Can we become Scandinavian? Please?
I have occasionally lamented the fact that under Thatcher (and, frankly, Blair) the communitarian heart of England seems to have been lost in favour of an unquestioning acceptance of neoliberal economics, and hoped that we could find some way back there. It’s probably foolish to want to turn any clocks back, but in this case I see neoliberal economics heading for a precipice (i.e. a collapse of world economic systems), and I think it’s probably still worth banging on about the idea.
I’d like to present to any of my readers who is still thinking “there is no alternative to financialised free market capitalism” this article, which points out that a quite different unquestioning acceptance holds in Scandinavia, which the author describes as “green social liberalism”. That is, I dimly recall, where I thought, back in the 70’s, the UK was going to go – and it was well on the way there at the time.
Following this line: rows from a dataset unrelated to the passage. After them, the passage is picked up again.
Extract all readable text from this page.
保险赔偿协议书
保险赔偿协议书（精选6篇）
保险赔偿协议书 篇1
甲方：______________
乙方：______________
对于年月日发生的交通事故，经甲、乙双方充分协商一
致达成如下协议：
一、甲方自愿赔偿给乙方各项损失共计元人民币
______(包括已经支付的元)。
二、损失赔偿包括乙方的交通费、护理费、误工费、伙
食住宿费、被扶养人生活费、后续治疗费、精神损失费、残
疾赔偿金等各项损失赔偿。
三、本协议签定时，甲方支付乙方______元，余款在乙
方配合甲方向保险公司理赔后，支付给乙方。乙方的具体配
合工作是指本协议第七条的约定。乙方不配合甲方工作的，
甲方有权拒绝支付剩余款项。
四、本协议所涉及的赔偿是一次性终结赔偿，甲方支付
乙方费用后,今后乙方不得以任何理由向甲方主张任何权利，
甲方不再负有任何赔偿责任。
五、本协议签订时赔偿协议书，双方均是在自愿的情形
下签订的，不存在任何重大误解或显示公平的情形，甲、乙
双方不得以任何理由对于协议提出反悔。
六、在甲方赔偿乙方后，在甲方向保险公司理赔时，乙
I thought that the abiding social gospel orientation which was so widespread at the time would survive the galloping secularisation which was clearly happening (in my youth, it was a sensible question to ask “which church do you go to?”; in my teens and twenties it was clear that my generation was by and large stopping going to church, but seemed to maintain much of the attitude I associated with being a “red letter” Christian; now the question “do you go to church?” is considered bizarre by most people – of course they don’t! The only bit of the country which has held to that track through thick and thin since then is Scotland, where the SNP look fairly green social liberal to me.
Against this, somehow Scandinavia seems to have managed to become, if anything, even more secular than the UK – but has still navigated a route to a thoroughly social-gospel compatible outlook being normative.
I wish I knew how to get there from here. Maybe, just maybe, we could remember that in my part of the country we were once part of the “Danelaw”, settled by Anglians from Denmark for the most part, and thus scattering placenames like “Fangfoss” and “Wetwang” around the countryside – my nearest city is York, which is derived from the Norse “Yorvik”. We could probably make common cause with those bits which were historically Celtic (obviously Scotland, Wales and Northern Ireland, but also Cornwall). They seem to retain a little more of the green social liberal attitude as well.
Up with the Northmen, and down with those Saxons?